Рис. художника П.Зубченкова

     Памятью моих родителей, коренных иркутян, истинных патриотов своей Родины, живых свидетелей тех кровавых следов, которые оставил после себя на нашей земле самозваный правитель России Колчак, я осуждаю тех, кто пытается осквернить историю моего народа, растоптать его честь и достоинство, принизить подвиг людей, ценой своей жизни и здоровья изгнавших интервентов с родной земли, борясь за ее настоящую, а не мнимую свободу и независимость.

     А как утверждал свою власть Колчак в Сибири, были очевидцами моя мама, педагог с многолетним стажем, и мой отец, сражавшийся с интервентами. В Иркутске царил тогда страшный террор, университет, школа и другие учебные заведения были закрыты. Люди боялись выходить на улицы, так как белогвардейцы хватали каждого, кто попадался под руку, по подозрению в сочувствии большевикам и Красной армии. Десятки и сотни ни в чем не повинных людей расстреливали без суда и следствия на окраине города, забивая ими малые и большие овраги и балки. А тех, кто пытался что-либо узнать про своих близких, ждала та же участь. Многих людей сгоняли на реку Ангара и, выстраивая вдоль берега в 40-градусный мороз, обливали водой, устраивая из замерзших живую изгородь для устрашения других.

     При «очень интеллигентном» правителе, как преподносят образ Колчака в нынешних СМИ, арестованным и пленным красноармейцам выкалывали глаза, вырезали куски кожи, применяли другие изощренные пытки и зверства, чего никогда, кстати, не делали по отношению к пленным белогвардейцам в Красной армии.

     В 1919 г. правительством Колчака был арестован и приговорен к смертной казне мой отец И.М. Бланков, с юных лет вставший на путь борьбы с самодержавием. Закаленный на царской каторге и в тюрьмах, он выдержал и в этот раз страшнейшие пытки. Освободили его товарищи, работавшие в то время в подпольном комитете г. Иркутска.

     Красная армия разбила Колчака. Случилось так, что мой отец оказался в тройке народного трибунала, приговорившей Колчака к расстрелу за чинимые им зверства и злодеяния по всей Сибири.

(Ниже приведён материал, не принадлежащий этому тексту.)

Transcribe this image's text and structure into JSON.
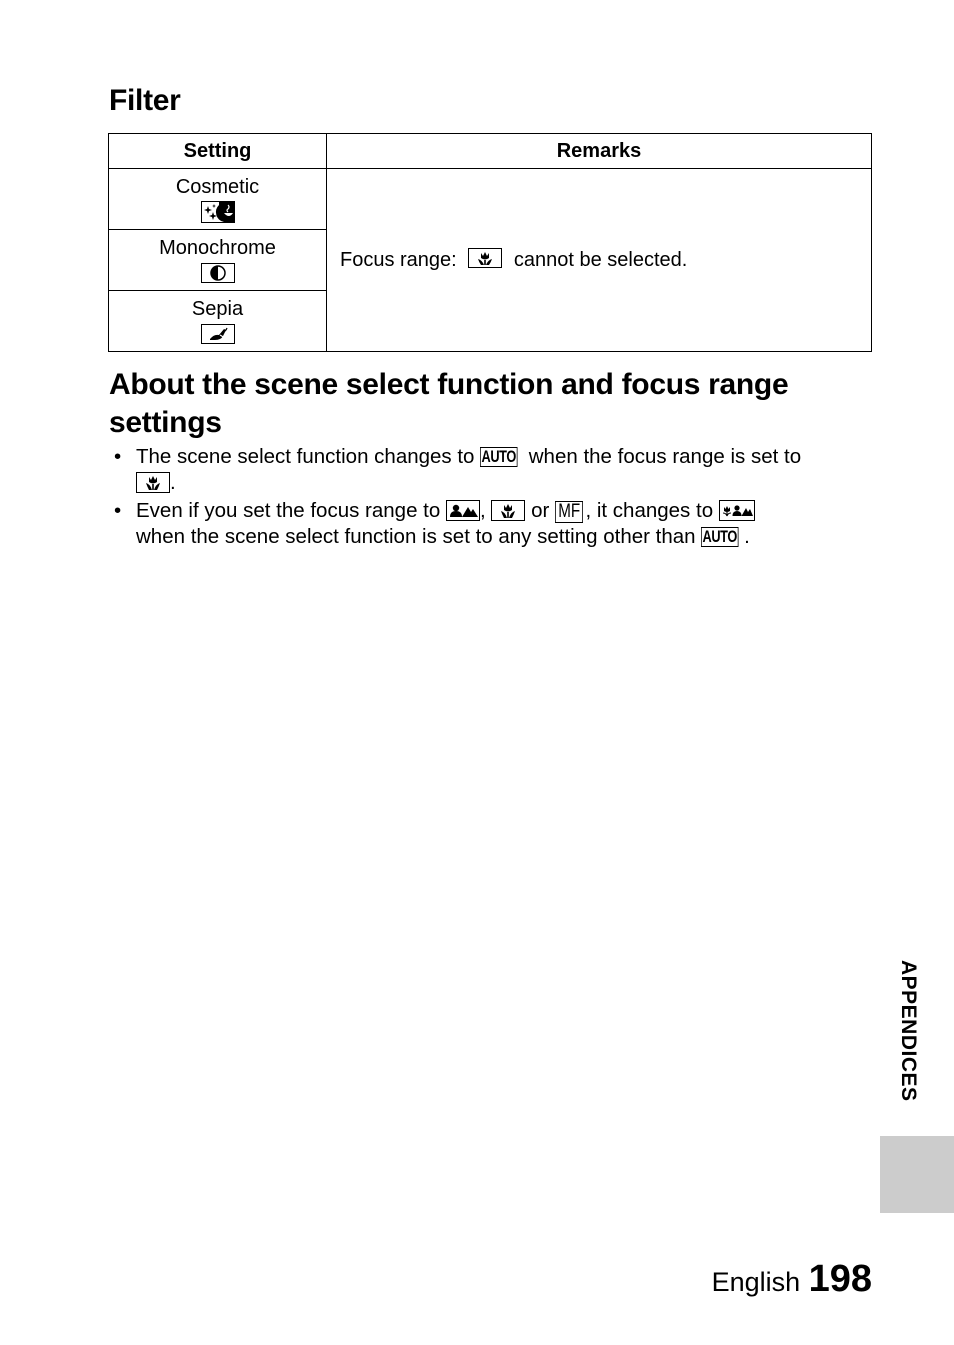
{
  "filter_section": {
    "title": "Filter",
    "table": {
      "headers": [
        "Setting",
        "Remarks"
      ],
      "rows": [
        {
          "setting": "Cosmetic",
          "icon": "cosmetic-icon"
        },
        {
          "setting": "Monochrome",
          "icon": "monochrome-icon"
        },
        {
          "setting": "Sepia",
          "icon": "sepia-icon"
        }
      ],
      "remarks": {
        "prefix": "Focus range:",
        "icon": "macro-tulip-icon",
        "suffix": "cannot be selected."
      }
    }
  },
  "about_section": {
    "title": "About the scene select function and focus range settings",
    "notes": [
      {
        "parts": [
          "The scene select function changes to",
          "AUTO",
          "when the focus range is set to",
          "macro-tulip-icon",
          "."
        ]
      },
      {
        "parts": [
          "Even if you set the focus range to",
          "landscape-icon",
          ",",
          "macro-tulip-icon",
          "or",
          "MF",
          ", it changes to",
          "macro-landscape-icon",
          "when the scene select function is set to any setting other than",
          "AUTO",
          "."
        ]
      }
    ],
    "auto_label": "AUTO",
    "mf_label": "MF",
    "bullet": "•"
  },
  "side_tab": {
    "label": "APPENDICES",
    "color": "#cccccc"
  },
  "footer": {
    "language": "English",
    "page_number": "198"
  }
}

     Позднее отец напишет в своих записках и воспоминаниях: «Колчак привел на мою землю чехов, немцев, французов, англичан. Они уже не раз точили зубы на Россию, но обламывали их об нее. Если бы их планы осуществились, моя страна перестала бы существовать как государство русского народа. И этого хотел тот, кто называл себя «истинным русским патриотом-интеллигентом». И тот, кто нес русскому народу «освобождение» от большевиков через зверства, пыточные камеры, поругание. А ведь большевики, совершив вместе с народом Великую Октябрьскую социалистическую революцию, исполнили только его волю, его многовековое стремление к свободе, равенству и братству, вооружив его сознательной революционной теорией борьбы с самодержавием, мракобесием и деспотизмом. Таким, как Колчак, щеголяющим своей образованностью и аристократическим происхождением, на самом деле очень бы хотелось держать мой народ в положении вечного раба, не осознающего своего рабства, и навсегда покончить с тем «рабом», который, как метко говорил В.И. Ленин, глубоко осознав свое рабское положение, стал против него бороться. Таких называли революционерами. И я встал в их ряды. А такие, как Колчак и вся его шантрапа, нас люто ненавидели за то, что мы покушались на их барское господство над «низшей челядью» — рабами». (Записано со слов мамы.)

     Мой отец, боровшийся за приближение Великой Октябрьской социалистической революции, прошедший свои университеты на царской каторге и в тюрьмах, и блестяще образованный Колчак, приведший на русскую землю чужаков и готовый превратить ее уже тогда в колонию Запада, — два антипода по-разному видели будущее России.

     Сегодня «колчаки», иностранные наймиты, в моде. А память таких, как мой отец, пламенных борцов за лучшее будущее своего народа, связавших себя с революционным движением, с Великой Октябрьской социалистической революцией и строительством социалистического государства, растоптана и поругана. Высокое подвижничество этих людей, нравственные идеалы, романтика духа, чистота и неподкупность души, умение слиться с народом и работать для него, не искавших для себя счастья отдельно от России, — черты, которые, по мнению теперешних идеологов либерализма, ныне молодежи не нужны. Ей важнее прагматизм и деловитость, умение зашибать «бабки» и добиваться личного успеха.

     Кто-то из известных людей сказал:

     «Человечество окончательно придет к своему закату, когда умрет на земле последний романтик и подвижник души. Огонь и свет этой души, как прометеев огонь, надо сохранять для потомков». Вот почему я посвящаю этот рассказ своему отцу.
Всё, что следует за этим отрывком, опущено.